Agfacolor
2018–2019
Agfacolor is a slide film that made color photography possible starting in the late 1930s. The series emerged from research on RAL standard colors: archives were examined for original color photographs from World War II, revealing Agfacolor slides by German propaganda troops. However, these photographs proved unsuitable for reconstructing historical colors – the chemical layers of the film material had changed over the decades and proved unstable.

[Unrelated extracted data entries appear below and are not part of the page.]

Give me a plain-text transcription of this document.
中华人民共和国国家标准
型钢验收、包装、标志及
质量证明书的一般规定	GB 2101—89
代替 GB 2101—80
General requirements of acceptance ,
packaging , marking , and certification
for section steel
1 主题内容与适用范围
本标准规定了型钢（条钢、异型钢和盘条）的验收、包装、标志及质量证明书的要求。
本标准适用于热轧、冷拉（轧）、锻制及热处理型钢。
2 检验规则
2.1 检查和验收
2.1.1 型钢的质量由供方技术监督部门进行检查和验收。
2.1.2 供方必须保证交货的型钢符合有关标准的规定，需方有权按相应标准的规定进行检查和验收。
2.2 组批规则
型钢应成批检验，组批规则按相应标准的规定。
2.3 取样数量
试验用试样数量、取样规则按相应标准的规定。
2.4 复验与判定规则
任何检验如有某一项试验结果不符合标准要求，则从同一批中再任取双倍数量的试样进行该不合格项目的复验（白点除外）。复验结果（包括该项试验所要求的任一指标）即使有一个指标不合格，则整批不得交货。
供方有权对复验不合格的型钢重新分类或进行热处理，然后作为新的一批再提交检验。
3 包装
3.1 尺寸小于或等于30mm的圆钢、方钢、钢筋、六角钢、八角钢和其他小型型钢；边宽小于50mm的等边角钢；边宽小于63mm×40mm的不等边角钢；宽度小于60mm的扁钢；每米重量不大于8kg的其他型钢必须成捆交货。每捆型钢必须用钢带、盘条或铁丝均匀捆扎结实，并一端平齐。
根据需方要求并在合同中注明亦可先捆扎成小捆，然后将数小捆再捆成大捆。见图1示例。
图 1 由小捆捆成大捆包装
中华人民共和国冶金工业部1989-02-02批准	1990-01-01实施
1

This impossibility of reconstruction became the starting point for the series.
Selected Works
Installation Views
Texts on the Series
Carsten Becker‘s Photo Series "Agfacolor"
Philipp Hindahl, 2019
For his series "Agfacolor", Carsten Becker focuses on moments that make it impossible for photographs to disguise their voice. The artist presents image sections from color photos he discovered in archives, taken by soldiers of German propaganda troops. He closes in on details and the enhancement lends an aesthetic quality to the ageing marks, the tinting and scratches of the film material – a quality beyond the original photographer’s control.
Simulacrum
Patrick Alt, 2019
Carsten Becker’s works explore absence and lost image worlds. By reconstructing colors and selecting specific sections of images, he makes the past experienceable again, focusing on the origin and context of these images rather than the motifs themselves.
Trauma Through Time
Interview with Ina Filla
Ina Filla, 2019
The interview with neuroscientist Ina Filla, PhD, explores the concept of transgenerational trauma, focusing especially on the Holocaust. It explains how traumatic experiences can be transmitted across generations through epigenetic mechanisms, socialization, and bonding. Filla outlines the biological basis of these transmission pathways based on current research, including animal studies, and discusses the complex psychological and societal impacts of inherited trauma.